Die Welt um mich herum in Fotos und Texten

Auch wenn alle Lampen aus sind und von draußen kein Licht mehr hereinstrahlt, kann ich mich ohne Probleme durch die Wohnung bewegen.

In der Küche schimmern Kühlschrank und Mikrowelle in freundlichem grün, das Wohnzimmer wird von der Wetterstation ausgeleuchtet, im Bad spendet eine LED Lichterkette Helligkeit und Radiowecker markieren die Position des Bettes im Schlafzimmer.
So kann ich im Notfall jeden Raum erreichen und mich ausreichend orientieren, ohne einmal den Lichtschalter betätigen zu müssen.


06.06. Köln, Lanxess Arena: Deep Purple sind auf ihrer wohl letzten Welttournee unterwegs und nach langen Jahren habe ich die Möglichkeit, sie wieder live zu sehen.
Da die Fans mit der Band gealtert sind, bestand das Publikum zum überwiegenden Teil aus Leuten jenseits der 50. So viel schütteres, weißes oder nicht mehr vorhandenes Haar und Rentnerwesten sieht man sonst wohl nur im Musikantenstadel.
Als Special Guest heizten Monster Truck ein. Eine kanadische Band, die mit krachendem Hard Rock die Halle zum beben und die ersten Leute zum tanzen brachte. Gegen Ende ihres 30 minütigen Sets tobte der Gitarrist wie Angus Young von AC/DC über die Bühne. Mir war der Sound der Band zu schwammig: man hörte die Keyboards gar nicht und ich hatte große Sorgen für das weitere Konzert.
In der Umbauphase wuselte ein Haufen Leute auf der Bühne herum. Es war wie in der Firma, nur daß hier alle arbeiteten und einer die Anweisungen gab und nicht umgekehrt.
Dann wurde es dunkel und das „Band In Ice“ Bild erschien auf einer Riesenleinwand im Hintergrund.

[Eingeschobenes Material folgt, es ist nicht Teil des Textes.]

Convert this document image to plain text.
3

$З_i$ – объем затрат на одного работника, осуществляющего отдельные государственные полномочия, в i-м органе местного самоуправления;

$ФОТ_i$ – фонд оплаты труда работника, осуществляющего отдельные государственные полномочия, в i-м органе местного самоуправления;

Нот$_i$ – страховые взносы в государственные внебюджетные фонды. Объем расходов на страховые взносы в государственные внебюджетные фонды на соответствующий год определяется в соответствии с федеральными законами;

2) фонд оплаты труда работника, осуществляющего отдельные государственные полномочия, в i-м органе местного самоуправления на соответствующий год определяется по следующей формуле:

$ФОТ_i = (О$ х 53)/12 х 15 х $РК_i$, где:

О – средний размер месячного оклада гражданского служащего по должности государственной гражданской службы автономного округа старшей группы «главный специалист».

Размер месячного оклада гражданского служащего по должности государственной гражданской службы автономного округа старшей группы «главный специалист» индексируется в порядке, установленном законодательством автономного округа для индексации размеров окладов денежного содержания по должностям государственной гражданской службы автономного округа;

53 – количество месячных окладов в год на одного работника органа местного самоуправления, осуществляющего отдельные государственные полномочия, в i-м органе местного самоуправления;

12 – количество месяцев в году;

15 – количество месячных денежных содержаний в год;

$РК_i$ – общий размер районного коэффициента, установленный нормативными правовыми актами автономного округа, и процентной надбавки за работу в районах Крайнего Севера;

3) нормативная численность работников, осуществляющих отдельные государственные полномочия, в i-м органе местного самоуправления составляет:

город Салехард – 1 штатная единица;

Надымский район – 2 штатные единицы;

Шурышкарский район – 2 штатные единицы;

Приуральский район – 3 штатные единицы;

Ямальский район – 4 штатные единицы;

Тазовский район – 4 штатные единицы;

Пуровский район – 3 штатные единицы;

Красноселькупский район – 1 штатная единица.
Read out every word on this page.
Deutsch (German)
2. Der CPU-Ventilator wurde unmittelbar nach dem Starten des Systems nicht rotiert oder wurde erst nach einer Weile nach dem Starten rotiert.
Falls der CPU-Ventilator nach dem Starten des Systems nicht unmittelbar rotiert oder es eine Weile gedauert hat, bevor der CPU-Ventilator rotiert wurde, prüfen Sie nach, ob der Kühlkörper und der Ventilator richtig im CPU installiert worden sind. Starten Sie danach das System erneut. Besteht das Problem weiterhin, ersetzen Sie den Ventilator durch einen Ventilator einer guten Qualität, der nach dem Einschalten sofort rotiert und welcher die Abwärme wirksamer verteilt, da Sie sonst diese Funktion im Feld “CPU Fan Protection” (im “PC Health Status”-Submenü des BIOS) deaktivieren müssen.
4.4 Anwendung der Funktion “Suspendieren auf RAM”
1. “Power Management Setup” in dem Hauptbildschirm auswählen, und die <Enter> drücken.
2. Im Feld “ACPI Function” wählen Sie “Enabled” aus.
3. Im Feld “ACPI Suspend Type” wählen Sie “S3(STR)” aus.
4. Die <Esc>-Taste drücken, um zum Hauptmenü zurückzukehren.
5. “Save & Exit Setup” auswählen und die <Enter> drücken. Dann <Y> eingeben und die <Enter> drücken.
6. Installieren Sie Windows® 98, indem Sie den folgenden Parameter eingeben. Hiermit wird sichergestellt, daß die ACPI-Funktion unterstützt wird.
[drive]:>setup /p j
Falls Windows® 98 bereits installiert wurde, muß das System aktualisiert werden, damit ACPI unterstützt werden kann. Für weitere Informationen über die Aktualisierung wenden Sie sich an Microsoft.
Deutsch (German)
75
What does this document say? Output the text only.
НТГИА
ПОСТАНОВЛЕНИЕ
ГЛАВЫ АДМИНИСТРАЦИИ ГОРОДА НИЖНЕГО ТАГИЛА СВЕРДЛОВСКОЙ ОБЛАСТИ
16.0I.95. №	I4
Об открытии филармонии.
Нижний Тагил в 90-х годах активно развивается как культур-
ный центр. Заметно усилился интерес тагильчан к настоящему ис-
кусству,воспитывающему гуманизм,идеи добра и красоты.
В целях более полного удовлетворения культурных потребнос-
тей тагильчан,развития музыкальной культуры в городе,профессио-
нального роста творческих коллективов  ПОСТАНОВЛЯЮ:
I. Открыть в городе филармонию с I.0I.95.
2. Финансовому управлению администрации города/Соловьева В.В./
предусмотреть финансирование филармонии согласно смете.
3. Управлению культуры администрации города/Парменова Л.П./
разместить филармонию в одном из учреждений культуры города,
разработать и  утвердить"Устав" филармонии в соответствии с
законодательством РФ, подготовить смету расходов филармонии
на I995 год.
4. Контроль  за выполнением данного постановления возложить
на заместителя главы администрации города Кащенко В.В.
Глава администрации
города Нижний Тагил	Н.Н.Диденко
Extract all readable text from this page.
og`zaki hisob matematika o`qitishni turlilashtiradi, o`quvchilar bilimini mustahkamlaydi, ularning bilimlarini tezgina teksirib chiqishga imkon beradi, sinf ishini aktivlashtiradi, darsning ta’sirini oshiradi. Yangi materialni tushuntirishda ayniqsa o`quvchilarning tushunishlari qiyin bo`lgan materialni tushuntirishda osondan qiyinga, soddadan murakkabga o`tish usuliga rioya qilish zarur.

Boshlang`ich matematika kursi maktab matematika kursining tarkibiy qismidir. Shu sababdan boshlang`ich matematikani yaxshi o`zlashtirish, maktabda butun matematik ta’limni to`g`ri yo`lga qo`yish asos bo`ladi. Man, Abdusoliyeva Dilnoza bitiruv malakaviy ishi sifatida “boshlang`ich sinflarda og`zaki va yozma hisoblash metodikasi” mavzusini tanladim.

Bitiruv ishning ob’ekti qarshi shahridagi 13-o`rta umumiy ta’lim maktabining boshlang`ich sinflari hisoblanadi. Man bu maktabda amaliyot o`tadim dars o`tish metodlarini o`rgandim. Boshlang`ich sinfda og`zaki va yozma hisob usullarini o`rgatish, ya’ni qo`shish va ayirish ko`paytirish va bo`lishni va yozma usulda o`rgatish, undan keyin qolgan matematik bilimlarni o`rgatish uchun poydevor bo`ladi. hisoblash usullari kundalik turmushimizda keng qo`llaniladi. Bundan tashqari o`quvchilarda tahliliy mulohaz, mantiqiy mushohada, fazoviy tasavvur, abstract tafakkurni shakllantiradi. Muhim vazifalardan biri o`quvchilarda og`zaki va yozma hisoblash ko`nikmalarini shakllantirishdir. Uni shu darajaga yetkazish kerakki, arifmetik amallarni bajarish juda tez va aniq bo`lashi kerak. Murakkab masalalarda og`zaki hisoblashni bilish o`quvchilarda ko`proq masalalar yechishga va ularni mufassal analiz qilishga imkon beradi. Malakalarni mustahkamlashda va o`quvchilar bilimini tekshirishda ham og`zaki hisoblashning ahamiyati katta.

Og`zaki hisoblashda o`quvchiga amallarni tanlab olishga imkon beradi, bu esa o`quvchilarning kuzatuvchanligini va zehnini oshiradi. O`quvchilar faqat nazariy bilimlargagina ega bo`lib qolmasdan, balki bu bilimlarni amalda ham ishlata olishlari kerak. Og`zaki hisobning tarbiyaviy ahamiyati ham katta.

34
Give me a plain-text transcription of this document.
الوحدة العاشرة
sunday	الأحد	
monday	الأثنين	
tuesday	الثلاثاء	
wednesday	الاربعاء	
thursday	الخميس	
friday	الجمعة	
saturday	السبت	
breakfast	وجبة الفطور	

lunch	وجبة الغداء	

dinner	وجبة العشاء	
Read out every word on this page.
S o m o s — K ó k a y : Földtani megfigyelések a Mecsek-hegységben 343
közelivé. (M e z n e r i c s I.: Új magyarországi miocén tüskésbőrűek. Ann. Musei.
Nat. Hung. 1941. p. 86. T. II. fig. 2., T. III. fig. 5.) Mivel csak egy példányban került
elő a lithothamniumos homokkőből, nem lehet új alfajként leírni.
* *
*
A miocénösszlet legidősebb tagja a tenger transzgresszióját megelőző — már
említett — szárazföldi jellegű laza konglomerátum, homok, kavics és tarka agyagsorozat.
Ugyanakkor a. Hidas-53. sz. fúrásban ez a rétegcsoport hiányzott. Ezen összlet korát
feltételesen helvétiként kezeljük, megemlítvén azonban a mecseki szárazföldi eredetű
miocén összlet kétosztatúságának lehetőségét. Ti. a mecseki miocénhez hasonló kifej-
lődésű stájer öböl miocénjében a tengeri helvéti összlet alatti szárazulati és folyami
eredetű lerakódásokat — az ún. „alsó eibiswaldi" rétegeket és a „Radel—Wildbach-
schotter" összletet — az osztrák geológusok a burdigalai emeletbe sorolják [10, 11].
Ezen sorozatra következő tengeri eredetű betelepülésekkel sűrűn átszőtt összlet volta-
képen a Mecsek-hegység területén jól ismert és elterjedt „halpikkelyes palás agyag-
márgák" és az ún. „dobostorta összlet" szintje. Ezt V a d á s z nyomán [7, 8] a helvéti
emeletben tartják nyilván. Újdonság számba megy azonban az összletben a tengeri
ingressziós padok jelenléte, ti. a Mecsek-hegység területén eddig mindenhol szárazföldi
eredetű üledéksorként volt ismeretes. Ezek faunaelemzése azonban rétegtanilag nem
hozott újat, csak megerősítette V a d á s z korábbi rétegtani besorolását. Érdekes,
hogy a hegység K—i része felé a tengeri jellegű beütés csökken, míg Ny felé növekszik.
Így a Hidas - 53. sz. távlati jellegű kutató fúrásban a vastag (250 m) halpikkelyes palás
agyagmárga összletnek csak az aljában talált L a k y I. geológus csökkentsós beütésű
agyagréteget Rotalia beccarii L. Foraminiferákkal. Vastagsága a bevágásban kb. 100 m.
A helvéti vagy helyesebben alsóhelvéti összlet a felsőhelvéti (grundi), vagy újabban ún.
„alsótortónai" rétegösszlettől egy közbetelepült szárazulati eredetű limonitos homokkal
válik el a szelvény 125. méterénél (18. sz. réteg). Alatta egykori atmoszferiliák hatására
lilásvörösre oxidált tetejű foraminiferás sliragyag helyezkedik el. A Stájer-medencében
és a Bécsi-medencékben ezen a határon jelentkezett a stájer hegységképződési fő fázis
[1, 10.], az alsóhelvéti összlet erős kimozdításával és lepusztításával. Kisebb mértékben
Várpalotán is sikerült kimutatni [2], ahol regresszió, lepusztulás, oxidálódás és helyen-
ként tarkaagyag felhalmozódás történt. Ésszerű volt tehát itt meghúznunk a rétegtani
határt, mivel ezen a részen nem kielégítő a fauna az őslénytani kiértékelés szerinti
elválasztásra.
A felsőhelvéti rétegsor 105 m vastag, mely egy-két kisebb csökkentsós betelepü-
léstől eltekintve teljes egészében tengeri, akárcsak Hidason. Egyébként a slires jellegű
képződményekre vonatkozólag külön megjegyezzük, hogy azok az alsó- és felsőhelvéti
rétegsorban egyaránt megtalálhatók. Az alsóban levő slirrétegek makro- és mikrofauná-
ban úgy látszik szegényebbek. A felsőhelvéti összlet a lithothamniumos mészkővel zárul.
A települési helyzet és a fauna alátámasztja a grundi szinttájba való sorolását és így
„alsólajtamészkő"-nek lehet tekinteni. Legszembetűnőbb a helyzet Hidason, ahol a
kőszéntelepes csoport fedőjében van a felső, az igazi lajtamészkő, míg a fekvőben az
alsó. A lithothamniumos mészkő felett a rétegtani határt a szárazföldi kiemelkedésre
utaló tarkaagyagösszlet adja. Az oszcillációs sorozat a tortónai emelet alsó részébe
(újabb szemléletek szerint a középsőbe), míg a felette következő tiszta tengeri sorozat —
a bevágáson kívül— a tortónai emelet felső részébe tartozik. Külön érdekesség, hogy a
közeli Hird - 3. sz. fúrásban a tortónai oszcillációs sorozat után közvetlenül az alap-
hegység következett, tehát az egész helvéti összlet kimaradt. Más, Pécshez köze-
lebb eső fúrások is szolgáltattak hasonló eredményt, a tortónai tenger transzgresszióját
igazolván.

So blieb es einige Minuten und die Menge wurde schon unruhig, bevor Deep Purple endlich mit „Time For Bedlam“ die Show eröffneten. Dann folgte Song auf Song, teilweise begleitet von Videosequenzen auf dem Bildschirm im Hintergrund, eine stimmige Lichtshow und vor allem mit sehr viel Spielfreude und sichtbarem Spaß der Musiker.
Nach zwei Stunden endete das Spektakel mit einer furiosen Version von „Black Night“ und wir verließen mit einem breiten Grinsen im Gesicht die Halle.
Etwas schade fand ich nur, daß es „Highway Star“ nicht als Zugabe gab und Ian Paice als einziger kein Solo spielte. Das wäre für mich das Sahnehäubchen auf dem sonst perfekten Abend gewesen.
Ich hoffe, es gibt von der Tour CD und DVD, um diesen besonderen Moment auch in Zukunft genießen zu können.